One of the keys is to preserve how 11 bit has always made games, said Marszal. “Going back to how we create our games, and how we approach creation of our games, the main thing is that whenever we started our games, we started with an idea,” he said. There wasn’t a lot of focus on genre in the very early stages of game creation, or on mechanics; it was always the idea that guided the design.
That “unique ideas first” approach is one that 11 bit is maintaining as the company grows, with one team working on an unannounced “unique idea”-led game. But that is being accompanied by two other creative approaches from two additional parallel teams whose projects began with a defined genre: one working on the strategy sim Frostpunk 2, the other working on 11 bit’s first attempt at a third person perspective game.
To Marszal, this is about specializing the studio and moving further past what he called the “indie game horizon” to enter a world of higher-production, AAA-level game development. He doesn’t see how growth can happen if 11 bit exclusively follows ideas into random genres.

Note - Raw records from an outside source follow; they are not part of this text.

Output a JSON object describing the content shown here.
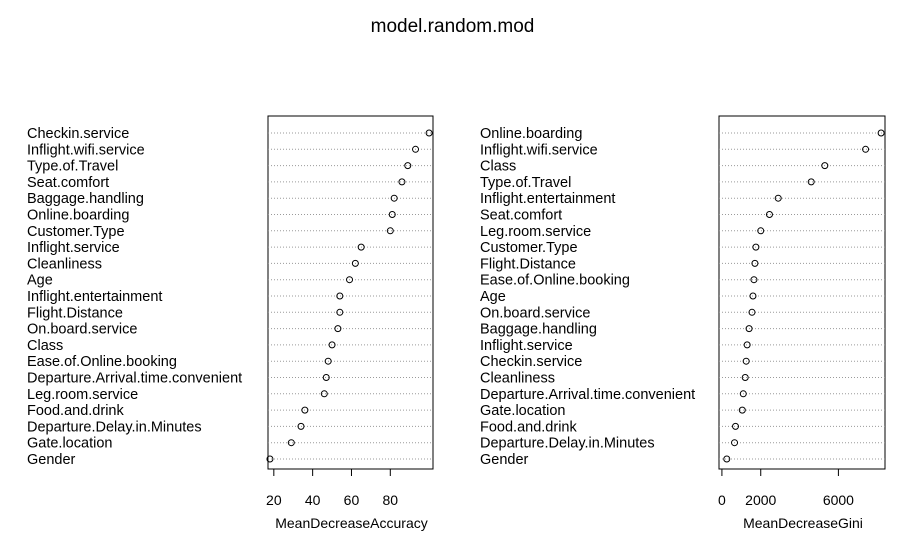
{
  "title": "model.random.mod",
  "chart_data": [
    {
      "type": "scatter",
      "xlabel": "MeanDecreaseAccuracy",
      "ylabel": "",
      "xlim": [
        17,
        102
      ],
      "xticks": [
        20,
        40,
        60,
        80
      ],
      "grid": true,
      "categories": [
        "Checkin.service",
        "Inflight.wifi.service",
        "Type.of.Travel",
        "Seat.comfort",
        "Baggage.handling",
        "Online.boarding",
        "Customer.Type",
        "Inflight.service",
        "Cleanliness",
        "Age",
        "Inflight.entertainment",
        "Flight.Distance",
        "On.board.service",
        "Class",
        "Ease.of.Online.booking",
        "Departure.Arrival.time.convenient",
        "Leg.room.service",
        "Food.and.drink",
        "Departure.Delay.in.Minutes",
        "Gate.location",
        "Gender"
      ],
      "values": [
        100,
        93,
        89,
        86,
        82,
        81,
        80,
        65,
        62,
        59,
        54,
        54,
        53,
        50,
        48,
        47,
        46,
        36,
        34,
        29,
        18
      ]
    },
    {
      "type": "scatter",
      "xlabel": "MeanDecreaseGini",
      "ylabel": "",
      "xlim": [
        -150,
        8400
      ],
      "xticks": [
        0,
        2000,
        6000
      ],
      "grid": true,
      "categories": [
        "Online.boarding",
        "Inflight.wifi.service",
        "Class",
        "Type.of.Travel",
        "Inflight.entertainment",
        "Seat.comfort",
        "Leg.room.service",
        "Customer.Type",
        "Flight.Distance",
        "Ease.of.Online.booking",
        "Age",
        "On.board.service",
        "Baggage.handling",
        "Inflight.service",
        "Checkin.service",
        "Cleanliness",
        "Departure.Arrival.time.convenient",
        "Gate.location",
        "Food.and.drink",
        "Departure.Delay.in.Minutes",
        "Gender"
      ],
      "values": [
        8200,
        7400,
        5300,
        4600,
        2900,
        2450,
        2000,
        1750,
        1700,
        1650,
        1600,
        1550,
        1400,
        1300,
        1250,
        1200,
        1100,
        1050,
        700,
        650,
        250
      ]
    }
  ]
}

“What we saw is that we should ask ourselves, ‘how would we like to specialize?'” he said. “When we…make the second game in [a genre], we will make a much better game, and the next time we want to do that we will do even better. So we saw we must adjust our model of making games and the equation of specialization. So not only [should we] have an idea as one driving force, but also have some thought about how we should specialize in [specific genres].”
The move toward specialization also meant dropping 11 bit’s internally-developed Liquid Engine and adopting Epic’s Unreal Engine–a difficult move that Marszal admitted disappointed the studio’s engine programmers.
Marszal said the studio tried to keep Liquid for just one of the projects, but it just didn’t work out. “It was impossible for us to have an engine internally that would suit all of those needs [of multiplatform, multi-game development],” he said. The porting of Frostpunk across platforms was “so fucking hard” Marszal said, reliving the exasperation of the ordeal. “And so we understood, okay, our focus is not in creating engines, we should focus on creating games.”
The studio is also ramping up its external publishing efforts, investing millions of more dollars into third-party games that follow 11 bit’s “meaningful games” mantra. The studio will remain one to watch as it expands its mission to make games that mean something.
“[I want to make] meaningful games, those valuable games, the games that respect players’ time, [that] respect the player,” he said. “I would like to make games that are entertaining, that I would like my children to play. That guides me, so I instill those values in our games.”